There has been the first fall of snow out in Newport, which has melted, but there will be more soon. It's heads down in IYRS. The first years are working on their Beetlecats, here is Ivor and Matts boat they built last year.
The Chris Craft, one of the second year restoration projects, is coming along and you can follow the progress on the IYRS blog at http://iyrs.org/EducationalPrograms/InsideIYRSBlog/tabid/552/Default.aspx
Newport is a long way from home, and although I found it very challenging to let my youngest son go to school so very far away, I was sure that IYRS would be crucial in his education. This has been borne out in his commitment and achievements in boatbuilding. He may have many GCSE's and three A levels, but he is finding his hidden talent - he has always wanted to build boats.

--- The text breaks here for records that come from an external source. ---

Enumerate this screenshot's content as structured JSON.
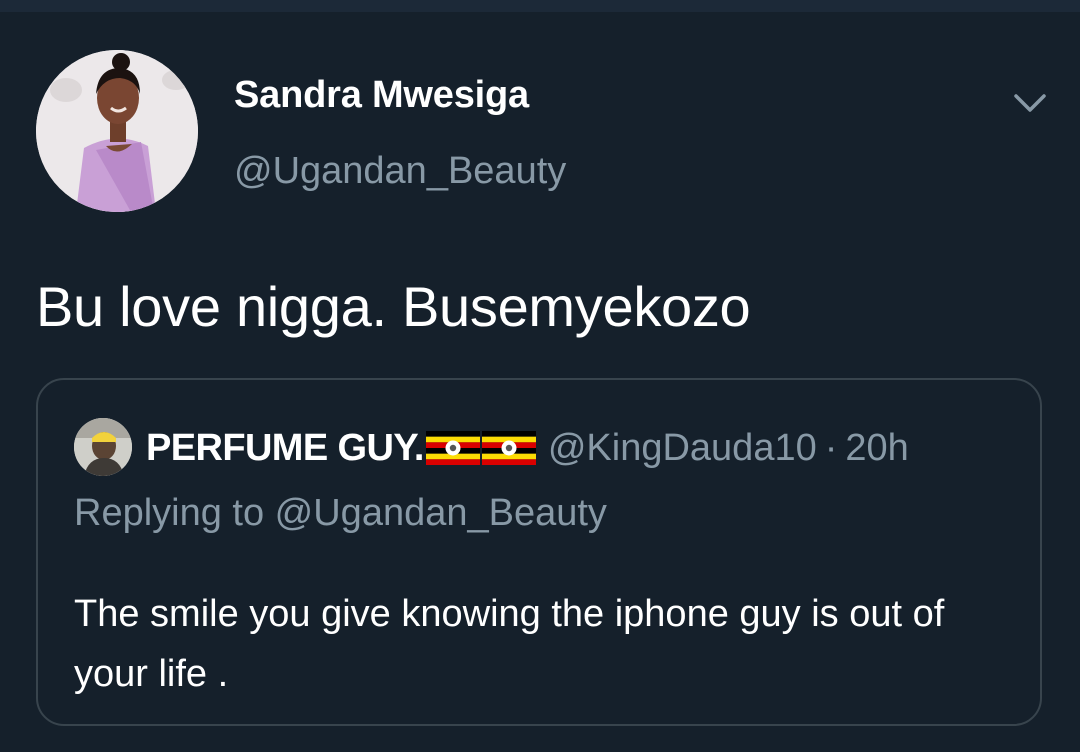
{
  "tweet": {
    "author_name": "Sandra Mwesiga",
    "author_handle": "@Ugandan_Beauty",
    "text": "Bu love nigga. Busemyekozo",
    "menu_icon": "chevron-down-icon"
  },
  "quoted_tweet": {
    "author_name": "PERFUME GUY.",
    "flag_icons": [
      "uganda-flag-icon",
      "uganda-flag-icon"
    ],
    "author_handle": "@KingDauda10",
    "separator": "·",
    "time": "20h",
    "replying_to": "Replying to @Ugandan_Beauty",
    "text": "The smile you give knowing the iphone guy is out of your life ."
  },
  "colors": {
    "background": "#15202b",
    "border": "#38444d",
    "secondary_text": "#8899a6",
    "primary_text": "#ffffff"
  }
}
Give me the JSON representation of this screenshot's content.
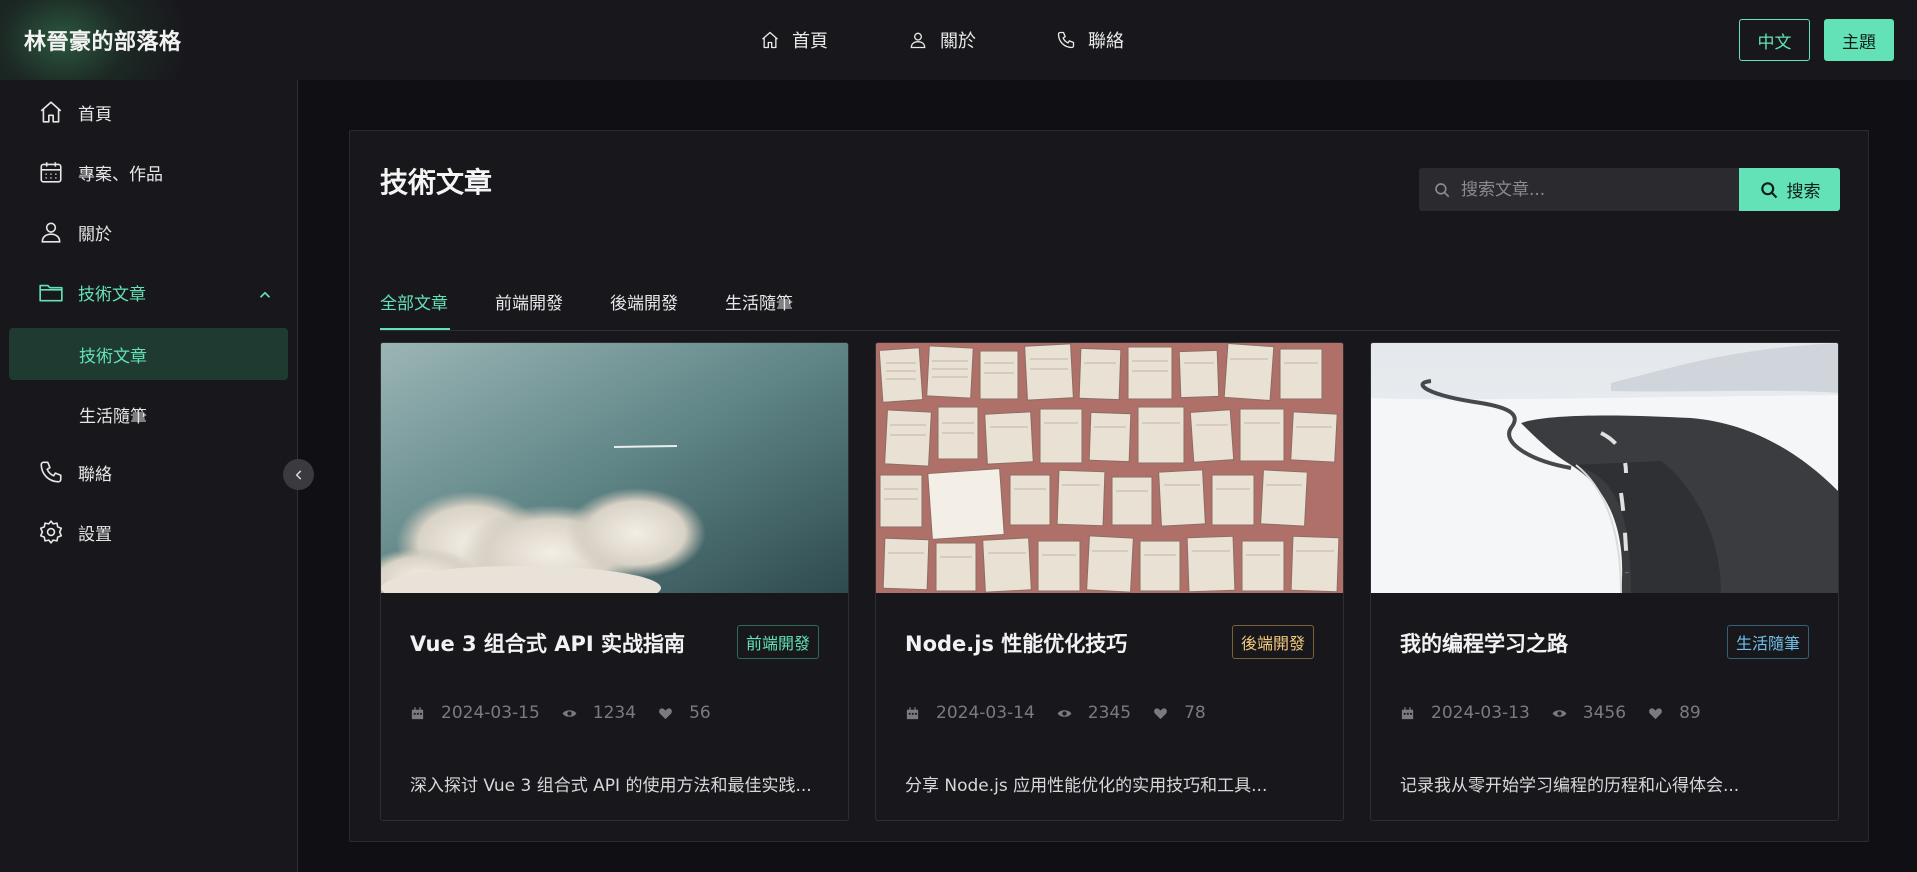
{
  "header": {
    "brand": "林晉豪的部落格",
    "nav": [
      {
        "label": "首頁",
        "icon": "home-icon"
      },
      {
        "label": "關於",
        "icon": "user-icon"
      },
      {
        "label": "聯絡",
        "icon": "phone-icon"
      }
    ],
    "lang_button": "中文",
    "theme_button": "主題"
  },
  "sidebar": {
    "items": [
      {
        "label": "首頁",
        "icon": "home-icon"
      },
      {
        "label": "專案、作品",
        "icon": "calendar-icon"
      },
      {
        "label": "關於",
        "icon": "user-icon"
      },
      {
        "label": "技術文章",
        "icon": "folder-icon",
        "expanded": true,
        "active": true
      },
      {
        "label": "聯絡",
        "icon": "phone-icon"
      },
      {
        "label": "設置",
        "icon": "gear-icon"
      }
    ],
    "subitems": [
      {
        "label": "技術文章",
        "active": true
      },
      {
        "label": "生活隨筆",
        "active": false
      }
    ]
  },
  "main": {
    "title": "技術文章",
    "search": {
      "placeholder": "搜索文章...",
      "button": "搜索"
    },
    "tabs": [
      {
        "label": "全部文章",
        "active": true
      },
      {
        "label": "前端開發",
        "active": false
      },
      {
        "label": "後端開發",
        "active": false
      },
      {
        "label": "生活隨筆",
        "active": false
      }
    ],
    "articles": [
      {
        "title": "Vue 3 组合式 API 实战指南",
        "tag": "前端開發",
        "date": "2024-03-15",
        "views": "1234",
        "likes": "56",
        "excerpt": "深入探讨 Vue 3 组合式 API 的使用方法和最佳实践..."
      },
      {
        "title": "Node.js 性能优化技巧",
        "tag": "後端開發",
        "date": "2024-03-14",
        "views": "2345",
        "likes": "78",
        "excerpt": "分享 Node.js 应用性能优化的实用技巧和工具..."
      },
      {
        "title": "我的编程学习之路",
        "tag": "生活隨筆",
        "date": "2024-03-13",
        "views": "3456",
        "likes": "89",
        "excerpt": "记录我从零开始学习编程的历程和心得体会..."
      }
    ]
  },
  "colors": {
    "accent": "#63e2b7",
    "tag_frontend": "#63e2b7",
    "tag_backend": "#f2c97d",
    "tag_life": "#70c0e8",
    "background": "#101014",
    "surface": "#18181c"
  }
}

Each one of us have inate gifts - it's important to find out what they are. Our education system sometimes enables that discovery, and sometimes misses it by miles. If you are dyslexic, your talents will often be broad, but sometimes hidden. One teacher I encountered as our boys were growing up, was a specialist dyslexic tutor. His belief was that dyslexics are very bright, some are brilliant, they just think in a different way. He had a saying - Dyslexics Change the World. They have an inate ability to think outside the box.
When I was at school, my dyslexia was unnamed. I was regarded as average, and the word blindness made it terrifying for me. Eventually as I left I was told to marry well, and advised that my limited achievements meant I shouldn't go onto further education. Twenty years later, when computers were an essential tool in the dyslexics armoury, I was accepted at Theological College! I had married well, raised a family and then with so much behind me I had courage to step out.